More than three-quarters of the trial's participants had fewer than 50 employees. Just 7 per cent had more than 200 staff. Photo / 123RF
More than three-quarters of the trial's participants had fewer than 50 employees. Just 7 per cent had more than 200 staff. Photo / 123RF

Moreover, she said, the four-day week was still inflexible. “It hardwires working to days; we are still thinking about work in an old-fashioned way rather than about how we work. It puts that focus on time again. It replicates the status quo.”

Revoking such a benefit can be a blow to employees, so employers embarking on a four-day week trial are predisposed to keeping it. One consultancy returned to a five-day week because it “struggled with managing client and stakeholder expectations”, according to the report.
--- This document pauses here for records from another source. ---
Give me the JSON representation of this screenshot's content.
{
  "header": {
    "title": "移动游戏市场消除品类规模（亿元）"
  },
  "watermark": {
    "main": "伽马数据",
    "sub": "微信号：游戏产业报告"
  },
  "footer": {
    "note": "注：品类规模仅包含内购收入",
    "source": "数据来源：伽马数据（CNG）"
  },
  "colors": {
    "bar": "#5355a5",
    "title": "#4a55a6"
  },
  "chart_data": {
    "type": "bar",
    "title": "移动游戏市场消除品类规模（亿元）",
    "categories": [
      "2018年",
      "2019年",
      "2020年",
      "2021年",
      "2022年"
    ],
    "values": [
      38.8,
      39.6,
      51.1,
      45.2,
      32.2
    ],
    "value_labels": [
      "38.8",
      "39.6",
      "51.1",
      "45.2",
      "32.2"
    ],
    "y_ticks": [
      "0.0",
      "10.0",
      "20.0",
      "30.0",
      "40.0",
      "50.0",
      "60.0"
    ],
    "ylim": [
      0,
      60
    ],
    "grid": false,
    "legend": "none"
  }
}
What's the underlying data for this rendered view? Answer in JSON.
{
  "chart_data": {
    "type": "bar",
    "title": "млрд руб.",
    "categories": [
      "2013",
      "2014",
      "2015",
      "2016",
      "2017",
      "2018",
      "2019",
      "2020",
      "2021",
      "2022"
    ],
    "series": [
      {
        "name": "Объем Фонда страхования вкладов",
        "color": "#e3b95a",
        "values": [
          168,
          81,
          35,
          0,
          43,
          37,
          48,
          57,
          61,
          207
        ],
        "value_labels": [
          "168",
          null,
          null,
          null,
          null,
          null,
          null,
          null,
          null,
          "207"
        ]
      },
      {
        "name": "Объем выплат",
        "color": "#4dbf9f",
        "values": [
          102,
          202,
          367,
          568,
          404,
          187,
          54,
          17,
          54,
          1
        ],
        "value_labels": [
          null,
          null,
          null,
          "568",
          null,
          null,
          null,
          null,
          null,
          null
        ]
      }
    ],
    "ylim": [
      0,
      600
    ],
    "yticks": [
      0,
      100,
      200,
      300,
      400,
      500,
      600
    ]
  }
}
Some of its employees felt “let down”.

Work smarter

Another issue is work intensity — the report found it rose during the trial, falling a year later.

Hine said: “You could argue work is more intense, less time having a coffee, but the trade-off is you’ve got a day extra off. All of a sudden you’ve got three days off.”

But the efficiency drive prompted some staff to leave 5 Squirrels. “They like a more social element to work,” said Conroy, and “would rather be there longer and have longer lunches; they miss the chats”.

He insisted most time saving was through working smarter. “People are challenging the processes, coming up with hacks... using more tech; the sales and marketing people are using AI, meeting minutes are using AI.”

Technology is key. “We couldn’t implement a four-day week if we didn’t invest in tech at the same time,” added Hine.

For Platten’s, the change has meant higher costs as the business has increased headcount by 20 per cent to offset shorter working hours.

“We’ve taken a cut in profit this year but we have a really good team and we want to invest in them,” said Berni Bracken, business manager. “If you have happier staff, they are more productive. It’s wrong to say it doesn’t cost you. Recruitment costs you.”

Moving to the four-day week is not for the faint-hearted. Hutch, a gaming company in east London, likes to joke that it took six-day weeks to prepare for a four-day week. Daniels said: “You want someone to hold your hand and say ‘this is the rule book’, but that doesn’t exist. You have to figure out what’s right for you and all your people.”